Top 10 Best-Shot Films of 1998-2008 All Shot on Kodak Film

A recent online poll conducted by American Cinematographer (AC) magazine, revealed the top 10 films of 1998-2008 were all produced on Kodak film.

Jean-Pierre Jeunet's Amélie, shot by Bruno Delbonnel, ASC, AFC, was ranked number one.
"This is a real honor for me, especially considering the other movies in this list," says Delbonnel. "These are some of the finest cinematographers, and I'm not sure I deserve to be among them, but I am very happy to be. They are all explorers."

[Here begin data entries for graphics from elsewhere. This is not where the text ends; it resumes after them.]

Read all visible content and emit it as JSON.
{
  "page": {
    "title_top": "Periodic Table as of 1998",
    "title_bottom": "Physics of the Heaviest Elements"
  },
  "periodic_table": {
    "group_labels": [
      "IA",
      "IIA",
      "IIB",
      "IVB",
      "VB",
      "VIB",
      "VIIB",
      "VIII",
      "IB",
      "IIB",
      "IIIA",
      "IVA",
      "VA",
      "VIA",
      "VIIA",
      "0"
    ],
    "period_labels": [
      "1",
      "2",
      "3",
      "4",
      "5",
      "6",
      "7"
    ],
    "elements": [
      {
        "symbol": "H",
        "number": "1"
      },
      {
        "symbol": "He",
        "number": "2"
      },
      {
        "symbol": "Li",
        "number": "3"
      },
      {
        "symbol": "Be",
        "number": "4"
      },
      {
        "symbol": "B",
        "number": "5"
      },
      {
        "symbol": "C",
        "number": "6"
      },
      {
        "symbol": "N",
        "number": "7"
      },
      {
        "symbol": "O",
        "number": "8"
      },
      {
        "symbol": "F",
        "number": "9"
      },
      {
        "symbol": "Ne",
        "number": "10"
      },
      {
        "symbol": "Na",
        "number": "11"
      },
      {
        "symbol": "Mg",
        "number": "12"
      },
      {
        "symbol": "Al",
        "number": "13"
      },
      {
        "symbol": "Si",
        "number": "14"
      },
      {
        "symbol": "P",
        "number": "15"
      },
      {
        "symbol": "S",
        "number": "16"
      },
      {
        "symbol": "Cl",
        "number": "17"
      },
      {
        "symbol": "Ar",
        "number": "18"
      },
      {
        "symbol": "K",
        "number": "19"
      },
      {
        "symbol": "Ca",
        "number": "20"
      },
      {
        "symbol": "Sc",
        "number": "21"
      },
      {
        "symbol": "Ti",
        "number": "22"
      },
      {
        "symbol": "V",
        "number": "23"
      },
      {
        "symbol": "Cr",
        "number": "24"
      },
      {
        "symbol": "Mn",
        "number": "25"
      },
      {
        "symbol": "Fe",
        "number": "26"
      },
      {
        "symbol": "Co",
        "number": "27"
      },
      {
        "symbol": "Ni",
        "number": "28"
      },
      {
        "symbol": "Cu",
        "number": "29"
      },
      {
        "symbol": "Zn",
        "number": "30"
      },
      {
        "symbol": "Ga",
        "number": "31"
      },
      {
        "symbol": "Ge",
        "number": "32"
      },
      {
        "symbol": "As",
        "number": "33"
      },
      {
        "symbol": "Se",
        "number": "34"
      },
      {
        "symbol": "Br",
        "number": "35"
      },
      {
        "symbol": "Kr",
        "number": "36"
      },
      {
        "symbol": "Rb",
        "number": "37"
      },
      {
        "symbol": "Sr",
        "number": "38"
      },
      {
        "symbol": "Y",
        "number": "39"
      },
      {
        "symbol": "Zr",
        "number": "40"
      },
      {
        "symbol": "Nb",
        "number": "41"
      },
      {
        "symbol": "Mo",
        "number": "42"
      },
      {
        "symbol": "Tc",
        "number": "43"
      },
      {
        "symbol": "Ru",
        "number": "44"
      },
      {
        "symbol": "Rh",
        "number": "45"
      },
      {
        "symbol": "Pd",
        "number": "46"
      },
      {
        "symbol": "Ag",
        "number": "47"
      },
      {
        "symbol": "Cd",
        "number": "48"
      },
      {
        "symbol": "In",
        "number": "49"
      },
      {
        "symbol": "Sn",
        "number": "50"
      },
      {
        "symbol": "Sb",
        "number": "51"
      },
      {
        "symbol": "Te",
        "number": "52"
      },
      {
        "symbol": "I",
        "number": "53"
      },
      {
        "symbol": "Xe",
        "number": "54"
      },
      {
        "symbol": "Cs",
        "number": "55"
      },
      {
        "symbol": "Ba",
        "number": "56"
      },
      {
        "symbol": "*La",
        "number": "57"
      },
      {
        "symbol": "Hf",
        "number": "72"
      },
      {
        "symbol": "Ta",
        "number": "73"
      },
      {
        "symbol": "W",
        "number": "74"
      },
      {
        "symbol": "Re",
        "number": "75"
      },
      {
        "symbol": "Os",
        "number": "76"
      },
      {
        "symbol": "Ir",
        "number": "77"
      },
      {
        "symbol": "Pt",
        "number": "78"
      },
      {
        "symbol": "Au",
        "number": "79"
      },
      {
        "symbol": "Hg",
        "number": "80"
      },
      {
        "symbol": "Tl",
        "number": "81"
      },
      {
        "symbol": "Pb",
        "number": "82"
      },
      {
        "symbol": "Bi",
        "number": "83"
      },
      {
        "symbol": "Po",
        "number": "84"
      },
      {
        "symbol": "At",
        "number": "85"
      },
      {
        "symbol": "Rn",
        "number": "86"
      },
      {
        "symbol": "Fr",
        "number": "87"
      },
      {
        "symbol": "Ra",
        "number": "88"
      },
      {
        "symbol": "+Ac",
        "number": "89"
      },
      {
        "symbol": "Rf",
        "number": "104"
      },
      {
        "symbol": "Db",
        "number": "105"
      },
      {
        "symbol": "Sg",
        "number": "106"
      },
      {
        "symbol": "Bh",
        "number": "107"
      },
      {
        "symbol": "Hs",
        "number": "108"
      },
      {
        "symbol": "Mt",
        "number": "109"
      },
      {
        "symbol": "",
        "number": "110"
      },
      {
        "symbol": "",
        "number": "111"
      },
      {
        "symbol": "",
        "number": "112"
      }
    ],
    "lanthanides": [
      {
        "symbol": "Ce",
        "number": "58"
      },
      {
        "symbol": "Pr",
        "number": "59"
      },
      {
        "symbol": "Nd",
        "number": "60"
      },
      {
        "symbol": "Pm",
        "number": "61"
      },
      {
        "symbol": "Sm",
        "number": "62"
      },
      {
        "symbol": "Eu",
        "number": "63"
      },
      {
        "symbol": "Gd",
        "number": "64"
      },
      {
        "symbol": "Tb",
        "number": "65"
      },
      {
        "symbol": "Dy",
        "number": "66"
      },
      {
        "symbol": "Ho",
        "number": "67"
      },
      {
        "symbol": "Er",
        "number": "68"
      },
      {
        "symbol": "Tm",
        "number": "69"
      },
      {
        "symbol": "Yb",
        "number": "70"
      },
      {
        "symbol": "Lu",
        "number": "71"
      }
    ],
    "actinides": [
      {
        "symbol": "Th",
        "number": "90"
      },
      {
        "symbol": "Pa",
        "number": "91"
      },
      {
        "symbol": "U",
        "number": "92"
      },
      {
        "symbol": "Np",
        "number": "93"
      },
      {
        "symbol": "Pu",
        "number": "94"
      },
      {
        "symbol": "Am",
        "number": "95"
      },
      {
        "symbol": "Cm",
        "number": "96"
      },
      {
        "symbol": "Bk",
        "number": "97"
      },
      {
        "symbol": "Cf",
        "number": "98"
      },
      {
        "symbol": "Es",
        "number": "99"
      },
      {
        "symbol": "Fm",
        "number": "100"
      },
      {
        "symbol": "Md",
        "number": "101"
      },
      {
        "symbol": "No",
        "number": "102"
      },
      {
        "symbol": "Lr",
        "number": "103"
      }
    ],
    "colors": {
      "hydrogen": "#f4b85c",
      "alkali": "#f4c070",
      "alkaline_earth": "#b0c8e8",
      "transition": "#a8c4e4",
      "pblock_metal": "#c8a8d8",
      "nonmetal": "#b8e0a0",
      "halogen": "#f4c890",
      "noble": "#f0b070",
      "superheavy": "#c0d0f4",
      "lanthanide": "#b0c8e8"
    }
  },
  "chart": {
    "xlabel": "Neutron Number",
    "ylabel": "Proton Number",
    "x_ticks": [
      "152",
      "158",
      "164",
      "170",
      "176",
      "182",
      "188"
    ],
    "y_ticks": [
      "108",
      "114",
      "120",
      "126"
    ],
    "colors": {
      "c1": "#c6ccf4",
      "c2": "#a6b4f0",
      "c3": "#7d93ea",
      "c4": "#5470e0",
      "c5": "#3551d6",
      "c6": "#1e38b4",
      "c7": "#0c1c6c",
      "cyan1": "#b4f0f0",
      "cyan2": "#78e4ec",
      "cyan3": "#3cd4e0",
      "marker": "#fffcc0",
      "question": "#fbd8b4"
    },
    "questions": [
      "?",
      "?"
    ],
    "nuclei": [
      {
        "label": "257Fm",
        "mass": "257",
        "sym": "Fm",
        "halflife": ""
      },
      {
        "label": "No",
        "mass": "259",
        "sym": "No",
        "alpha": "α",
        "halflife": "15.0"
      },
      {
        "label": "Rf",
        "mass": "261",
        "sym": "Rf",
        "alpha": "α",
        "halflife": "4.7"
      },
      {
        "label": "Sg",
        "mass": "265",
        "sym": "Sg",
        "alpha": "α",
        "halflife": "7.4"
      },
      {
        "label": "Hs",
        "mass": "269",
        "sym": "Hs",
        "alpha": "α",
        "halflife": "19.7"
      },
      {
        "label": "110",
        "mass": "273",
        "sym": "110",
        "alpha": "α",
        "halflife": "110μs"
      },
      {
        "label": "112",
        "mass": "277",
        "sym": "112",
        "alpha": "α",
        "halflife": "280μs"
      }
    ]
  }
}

The poll is a follow-up to one published in 1999 by AC, in honor of the American Society of Cinematographers' 80th anniversary; that vote covered the best-shot movies of 1894-1997 (www.theasc.com/magazine/mar99/best/index.htm). For the new poll, AC asked its international audience of subscribers to nominate 10 films released between 1998 and 2008 that they believed had the best cinematography. A final ballot listing the 50 most popular nominees was then posted on the ASC website (www.theasc.com), and the final vote was open to the public. More than 17,000 people around the world participated. The Top 10 results are:

  1. Amélie: Bruno Delbonnel, ASC, AFC (2001)
  2. Children of Men: Emmanuel Lubezki, ASC, AMC (2006)
  3. Saving Private Ryan: Janusz Kaminski (1998)
  4. There Will Be Blood: Robert Elswit, ASC (2007)
  5. No Country for Old Men: Roger Deakins, ASC, BSC (2007)
  6. Fight Club: Jeff Cronenweth, ASC (1999)
  7. The Dark Knight: Wally Pfister, ASC (2008)
  8. Road to Perdition: Conrad L. Hall, ASC (2002)
  9. Cidade de Deus (City of God): César Charlone, ABC (2002)
  10. American Beauty: Conrad L. Hall, ASC (1999)

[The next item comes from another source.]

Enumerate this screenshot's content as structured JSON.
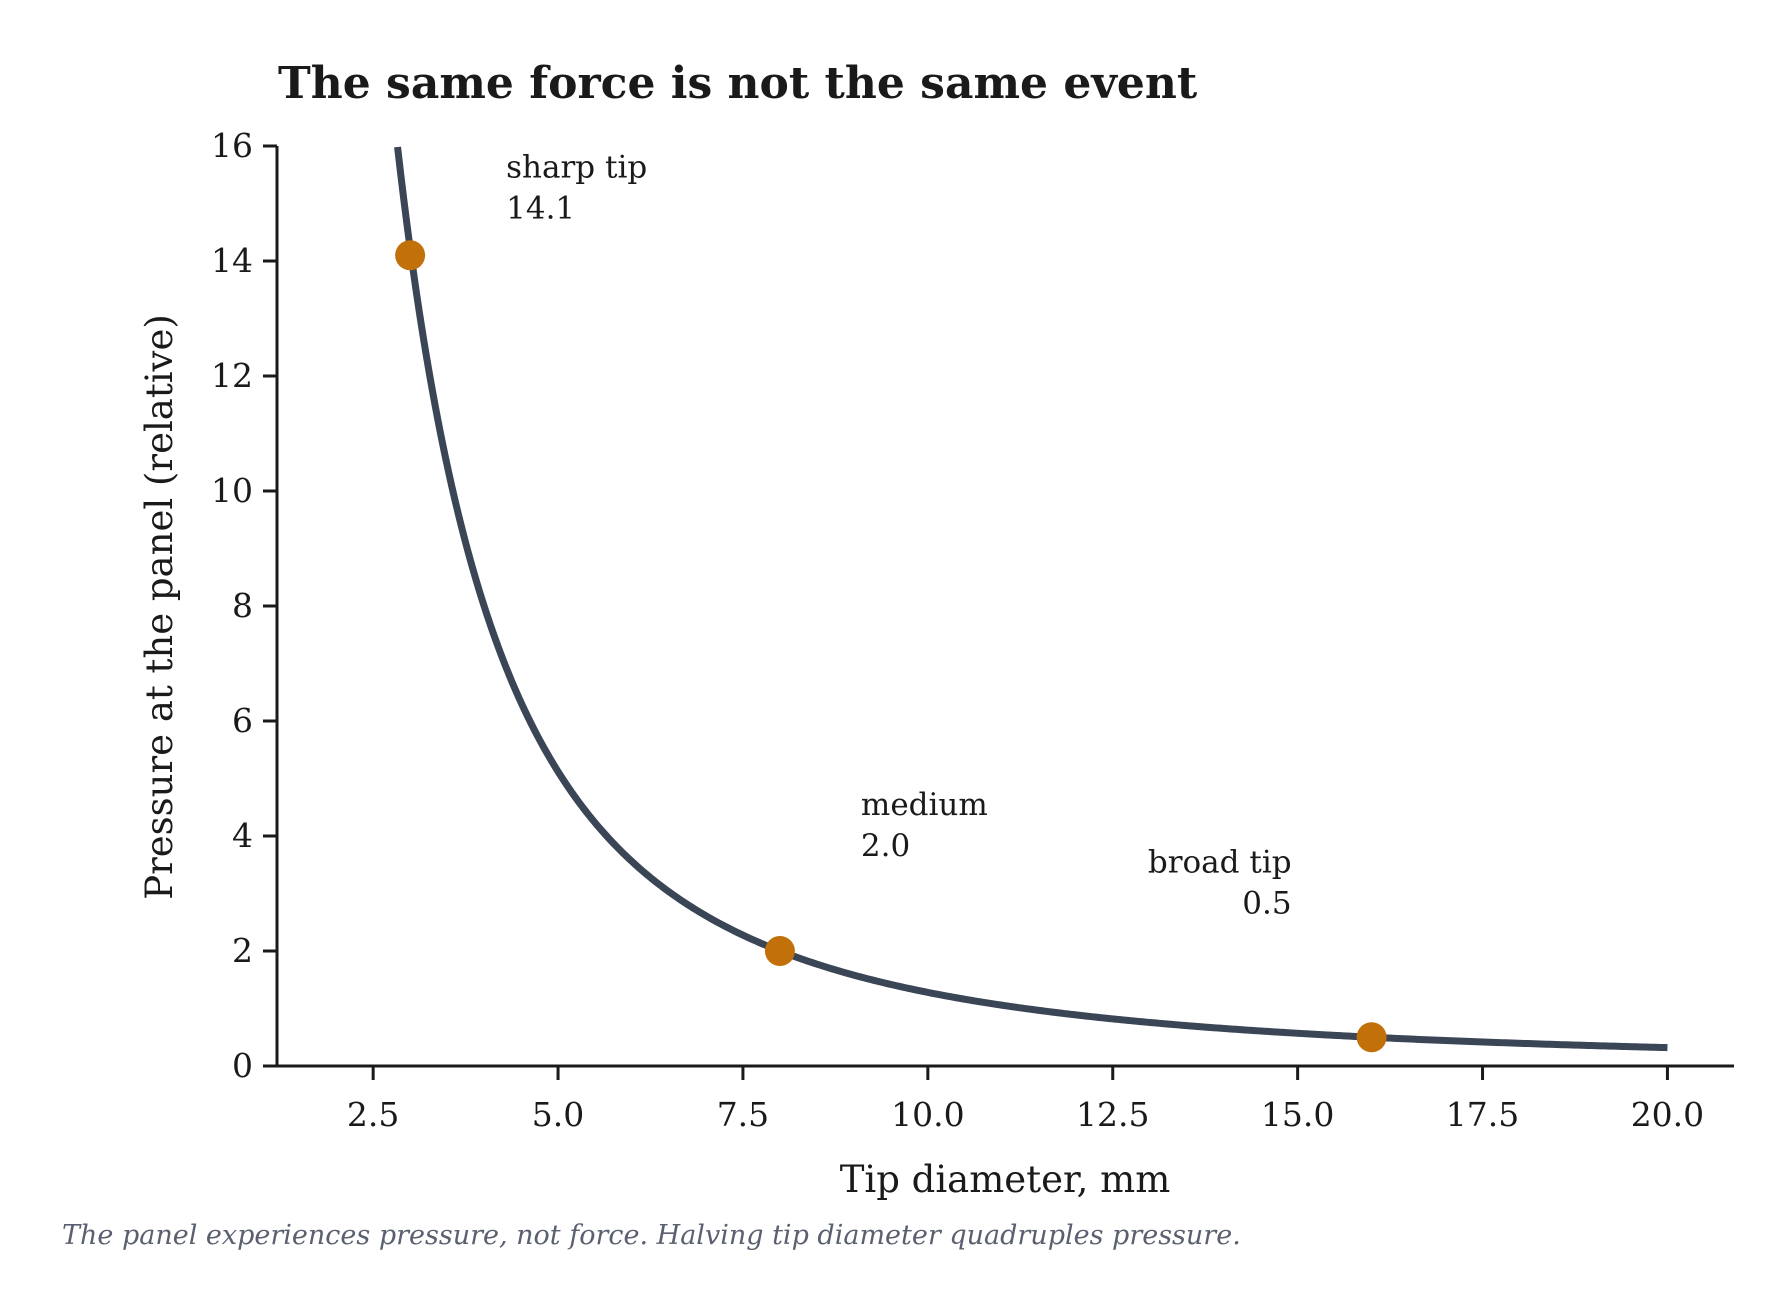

"The wealth of great cinematography during this 10-year period was truly staggering, and the variety and scope of this Top 10 is the tip of the iceberg," says Michael Goi, president of the American Society of Cinematographers. "What's immediately evident is how international the craft of cinematography truly is, and how the ASC embraces these artists as its members, regardless of their geographical locations or the budgets they work with. It's all about the power of the moving image to tell stories."

American Cinematographer magazine will publish a feature about the Top 10 films in its August issue.